Berangkat dari argumentasi di atas, maka keberhasilan sebuah kepemimpinan membutuhkan peran setiap individu. Pada tahapan proses demokrasi untuk menghasilkan pemimpin, maka keterliban setiap individu untuk menyalurkan haknya secara sama dan setara sangat dibutuhkan. Kuantitas keterlibatan individu dalam pemilu menentukan kekuatan legitimasi sebuah kepemimpinan. Meskipun terkesan hanya menonjol pada aspek kuantitas, tapi inilah jalan terbaik untuk menghindari kegaduhan dan kongkalikong jika memilih pemimpin dengan cara negosiasi dan penuh kompromi berdasarkan kepentingan.

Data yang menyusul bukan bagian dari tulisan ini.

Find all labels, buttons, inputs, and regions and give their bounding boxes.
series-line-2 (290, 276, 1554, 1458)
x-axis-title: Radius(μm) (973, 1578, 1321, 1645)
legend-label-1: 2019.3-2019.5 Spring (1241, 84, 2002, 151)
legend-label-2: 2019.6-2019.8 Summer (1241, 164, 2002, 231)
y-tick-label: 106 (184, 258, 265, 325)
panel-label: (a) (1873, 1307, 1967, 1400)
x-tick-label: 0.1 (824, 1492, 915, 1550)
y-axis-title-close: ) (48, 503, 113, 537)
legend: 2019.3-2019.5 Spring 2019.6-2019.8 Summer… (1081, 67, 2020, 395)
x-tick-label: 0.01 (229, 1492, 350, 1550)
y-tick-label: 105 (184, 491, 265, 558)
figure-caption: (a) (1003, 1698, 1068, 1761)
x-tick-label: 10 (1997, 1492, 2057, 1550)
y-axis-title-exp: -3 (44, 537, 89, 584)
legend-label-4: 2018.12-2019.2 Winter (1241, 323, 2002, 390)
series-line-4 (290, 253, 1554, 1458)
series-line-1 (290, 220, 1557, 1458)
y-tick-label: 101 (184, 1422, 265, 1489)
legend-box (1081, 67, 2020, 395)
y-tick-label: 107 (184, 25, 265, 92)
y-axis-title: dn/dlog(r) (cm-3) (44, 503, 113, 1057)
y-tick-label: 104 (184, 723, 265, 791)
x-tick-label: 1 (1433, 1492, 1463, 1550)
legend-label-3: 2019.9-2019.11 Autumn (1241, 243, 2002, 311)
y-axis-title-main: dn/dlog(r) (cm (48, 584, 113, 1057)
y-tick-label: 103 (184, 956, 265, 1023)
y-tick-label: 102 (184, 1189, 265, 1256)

Sebagai penopang, diperlukan pendidikan politik untuk mencerdaskan individu agar memilih calon pemimpin berkualitas. Kecerdasan dalam memilih dapat dikatakan terbentuk jika alasan memilih calon pemimpin adalah dengan melihat apakah program yang ia tawarkan realistis dan bermanfaat atau tidak. Selanjutnya, masalah realisasi dari program tersebut ketika terpilih, sangat membutuhkan kontrol dari setiap individu sebagai sumber legitimasi dan pemberi mandat. Singkat kata, demokrasi tidak hanya persoalan memilih pemimpin, tetapi juga mengawal jalannya kepemimpinan. Upaya tersebut harus mendapat jaminan dan perlindungan hukum, karena hukumlah yang menjadi tameng rakyat terhadap pemimpin dalam menuntut haknya, begitu juga sebaliknya, tameng pemimpin untuk mempertahankan kedudukannya.